Regular Spelling
Thoughts on language and more

Reflow Problem

I never realized how hard it must be to write a novelization of a video game until I started doing one.

So sometime back I had started working on a novelization of Spiral Island, beginning a project to novelize the entire trilogy. Over the time since then I had done expansion of the story, fleshing out things that were still not in place yet and writing The Pocketwatch, The Wristwatch, and the whole Grand Game setting that serves as a prelude to the events of Spiral Island. I've also planned out the complete book layout for part 2 of the trilogy, mostly decided what I want for part 3 and just need to decide the order it's presented. But in all of that time, trying to finish, or even work much on the first book, has been met with a problem: I wrote the game first, and not the other way around. 

With parts 2 and 3 I only had a general plot for the games, and not a strict script. That made it pretty easy to write a book outline for those, because I was able to lay out the details of the book as one would naturally develop a book. But part 1 wasn't planned that way. It's already a fully planned and plotted game script (just waiting for production), and the entire story was written with a game in mind. And therein lies the problem: the script has gameplay in mind. There's events, interactions, plot lines that are in there for gameplay reasons more than anything else, and those don't translate well to a novel. And that leads to the problem. With me being the author of both the game and the novel, how do I rectify the two? What can be cut, what isn't necessary in the novel, how do I present the novel in such a way that the novel is the "canon" version of the story, while at the same time the game is also the "canon" version of the story? Because everything that happens in the game happens to the characters, just not everything that happens in the game would make for an entertaining novel.

This is a problem that had been plaguing me for a while already, while I've been writing around it and developing the story in other parts of the timeline. And as I started experimenting more with it lately, I came up with a different way to tell it, by recounting the tale in a different fashion, and reflowing the event order into a new form, that allows me to both tell the story in a novelized form, leave out things that wouldn't be interesting in a novel, while at the same time allowing both the game and the novel exist together, each in their own forms, without one of them causing a problem for the other. And that's the way I want it, because, while a video game is my prime medium I want to tell it in, I also want it to be accessible in another form for those that don't want to sit through and play it as a game.

But just as I was finally starting to realize the way this could be done, a whole new problem presented.
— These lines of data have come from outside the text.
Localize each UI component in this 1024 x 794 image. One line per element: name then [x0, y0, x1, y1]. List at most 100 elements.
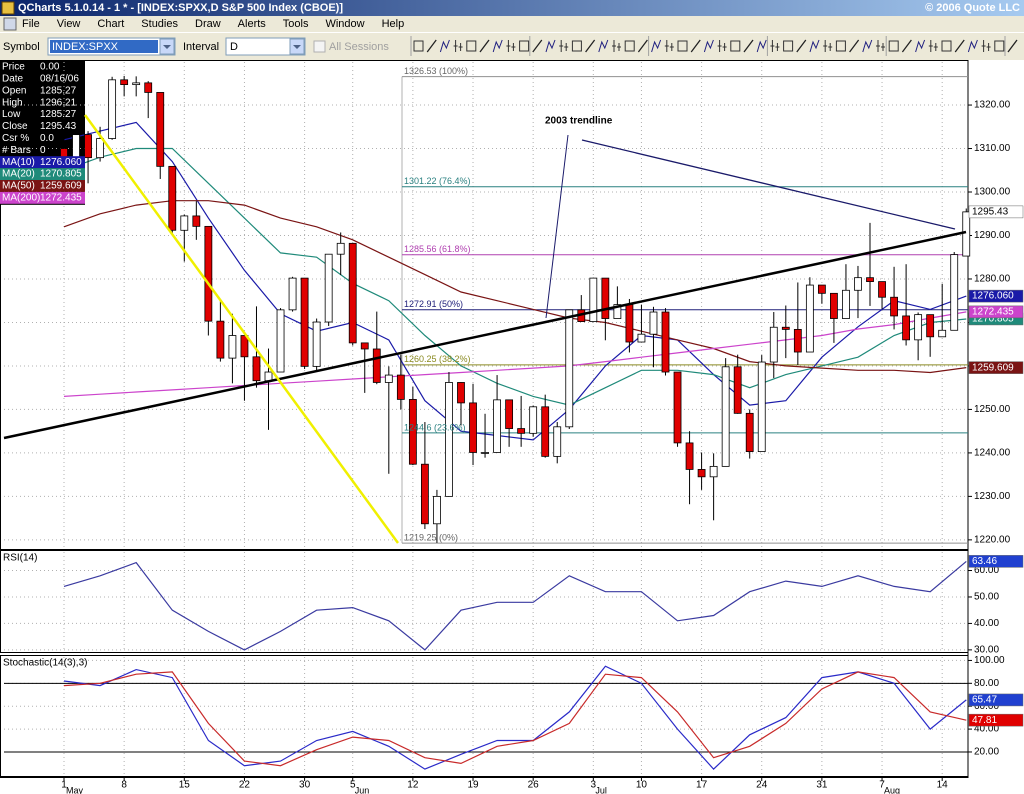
toolbar-button[interactable]: [862, 39, 873, 53]
toolbar-button[interactable]: [492, 39, 503, 53]
y-tick-label: 1220.00: [974, 535, 1011, 546]
toolbar-button[interactable]: [783, 40, 794, 52]
candle-body: [204, 225, 213, 322]
x-tick-label: 26: [528, 780, 540, 791]
toolbar-button[interactable]: [519, 40, 530, 52]
icon: [835, 40, 846, 52]
info-value: 0.0: [40, 133, 54, 144]
icon: [941, 40, 952, 52]
toolbar-button[interactable]: [453, 40, 463, 52]
y-tick-label: 1310.00: [974, 143, 1011, 154]
interval-input[interactable]: [225, 37, 306, 56]
candle-body: [312, 321, 321, 367]
toolbar-button[interactable]: [598, 39, 609, 53]
toolbar-button[interactable]: [823, 40, 833, 52]
info-value: 1270.805: [40, 169, 82, 180]
candle-body: [360, 342, 369, 350]
toolbar-button[interactable]: [876, 40, 885, 52]
menu-item[interactable]: Draw: [195, 18, 221, 30]
toolbar-button[interactable]: [612, 40, 621, 52]
plot: [0, 60, 972, 781]
fib-label: 1326.53 (100%): [404, 66, 468, 76]
icon: [954, 39, 965, 53]
toolbar-button[interactable]: [690, 39, 701, 53]
toolbar-button[interactable]: [888, 40, 899, 52]
menu-item[interactable]: Tools: [283, 18, 309, 30]
toolbar-button[interactable]: [703, 39, 714, 53]
candle-body: [348, 242, 357, 344]
menu-item[interactable]: File: [22, 18, 40, 30]
info-value: 1296.21: [40, 97, 77, 108]
price-tag-label: 65.47: [972, 695, 997, 706]
toolbar-button[interactable]: [1007, 39, 1018, 53]
toolbar-button[interactable]: [585, 39, 596, 53]
candle-body: [517, 428, 526, 434]
toolbar-button[interactable]: [479, 39, 490, 53]
toolbar-button[interactable]: [532, 39, 543, 53]
toolbar-button[interactable]: [413, 40, 424, 52]
toolbar-button[interactable]: [796, 39, 807, 53]
toolbar-button[interactable]: [915, 39, 926, 53]
icon: [770, 40, 780, 52]
toolbar-button[interactable]: [637, 39, 648, 53]
info-label: Price: [2, 62, 25, 73]
toolbar-button[interactable]: [756, 39, 767, 53]
price-tag: [968, 305, 1024, 319]
toolbar-button[interactable]: [770, 40, 780, 52]
y-tick-label: 60.00: [974, 701, 999, 712]
candle-body: [842, 289, 850, 319]
toolbar-button[interactable]: [809, 39, 820, 53]
toolbar-button[interactable]: [426, 39, 437, 53]
indicator-line: [63, 311, 967, 397]
menu-item[interactable]: View: [57, 18, 81, 30]
candle-body: [950, 254, 959, 331]
toolbar-button[interactable]: [506, 40, 516, 52]
toolbar-button[interactable]: [439, 39, 450, 53]
menu-item[interactable]: Studies: [141, 18, 178, 30]
info-value: 1285.27: [40, 85, 77, 96]
toolbar-button[interactable]: [730, 40, 741, 52]
icon: [571, 40, 582, 52]
toolbar-button[interactable]: [967, 39, 978, 53]
toolbar-button[interactable]: [849, 39, 860, 53]
toolbar-button[interactable]: [545, 39, 556, 53]
all-sessions-checkbox[interactable]: [313, 40, 326, 53]
x-tick-label: 17: [696, 780, 708, 791]
toolbar-button[interactable]: [954, 39, 965, 53]
toolbar-button[interactable]: [559, 40, 569, 52]
candle-body: [854, 277, 862, 291]
app-icon: [1, 1, 15, 15]
overlays: Price 0.00 Date 08/16/06 Open 1285.27 High 1296…: [2, 62, 1024, 794]
candle-body: [613, 304, 622, 319]
toolbar-button[interactable]: [743, 39, 754, 53]
month-label: Jul: [595, 785, 607, 794]
icon: [809, 39, 820, 53]
toolbar-button[interactable]: [994, 40, 1005, 52]
icon: [664, 40, 674, 52]
toolbar-button[interactable]: [571, 40, 582, 52]
icon: [717, 40, 727, 52]
toolbar-button[interactable]: [466, 40, 477, 52]
toolbar-button[interactable]: [651, 39, 662, 53]
toolbar-button[interactable]: [981, 40, 991, 52]
candle-body: [481, 452, 489, 454]
toolbar-button[interactable]: [901, 39, 912, 53]
menu-item[interactable]: Window: [325, 18, 364, 30]
toolbar-button[interactable]: [928, 40, 938, 52]
menu-item[interactable]: Chart: [97, 18, 124, 30]
toolbar-button[interactable]: [624, 40, 635, 52]
icon: [823, 40, 833, 52]
toolbar-button[interactable]: [941, 40, 952, 52]
menu-item[interactable]: Help: [382, 18, 405, 30]
toolbar-button[interactable]: [677, 40, 688, 52]
indicator-line: [63, 560, 967, 651]
toolbar-button[interactable]: [664, 40, 674, 52]
menu-item[interactable]: Alerts: [238, 18, 267, 30]
candle-body: [962, 211, 971, 257]
candle-body: [914, 314, 923, 341]
candle-body: [300, 277, 309, 367]
toolbar-button[interactable]: [835, 40, 846, 52]
info-label: Date: [2, 73, 24, 84]
toolbar-button[interactable]: [717, 40, 727, 52]
candle-body: [384, 374, 393, 383]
As I did some calculations about the logistics of a problem that occurs months before the start of the game's story (which is something you learn in the back nine of the game, but with this novel reflow I've moved to the prologue of the book as part of the new way the story's presented), a conversation came up with one of my coworkers starting as a joke, then spread to the regulars of Notebook Forums, that made me realize I had a whole new aspect I hadn't considered about that event: the psychological impacts it would have had on Amy because of it. And the general consensus of it from everybody else (including an actual psychologist by occupation) was that my thoughts on the effects were wrong. It really made me realize I hadn't even considered that aspect in the first place, even though I had been trying to keep psychology in mind with my character design. So I've taken a step back, dived into the DSM again, and began evaluating what would happen, what the effects were, and what impacts it would have to bring her from the chaos she would be in there to the more ordered person I've got her as in the story of the game. And on a higher level, I realized I never have done much work on her profile at all, and that I really have a lot more work to do to flesh her out to rectify all of it together. I think I have some idea of what I'm doing now, but it's going to take a lot more reading of the DSM and other psychological reports and things to truly bring this all together. 

At the end of the day there's one thing I know: had I finished this game and released it back when I was in high school, I would have sabotaged the story irreversibly. I was absolutely and completely not experienced or mature enough of a writer to tell this story then. Nor was I when I started doing it as an XNA project. Not adequately, anyway, not the way I wanted the story when I came up with the concepts for it without fully understanding their implications. And I don't know if I am now, either. I probably have a lot more to consider before I can tell this right. But I want it done right, so when it is finally done, it truly is done, and not a mess I have to try and clean up more later. And so the work continues.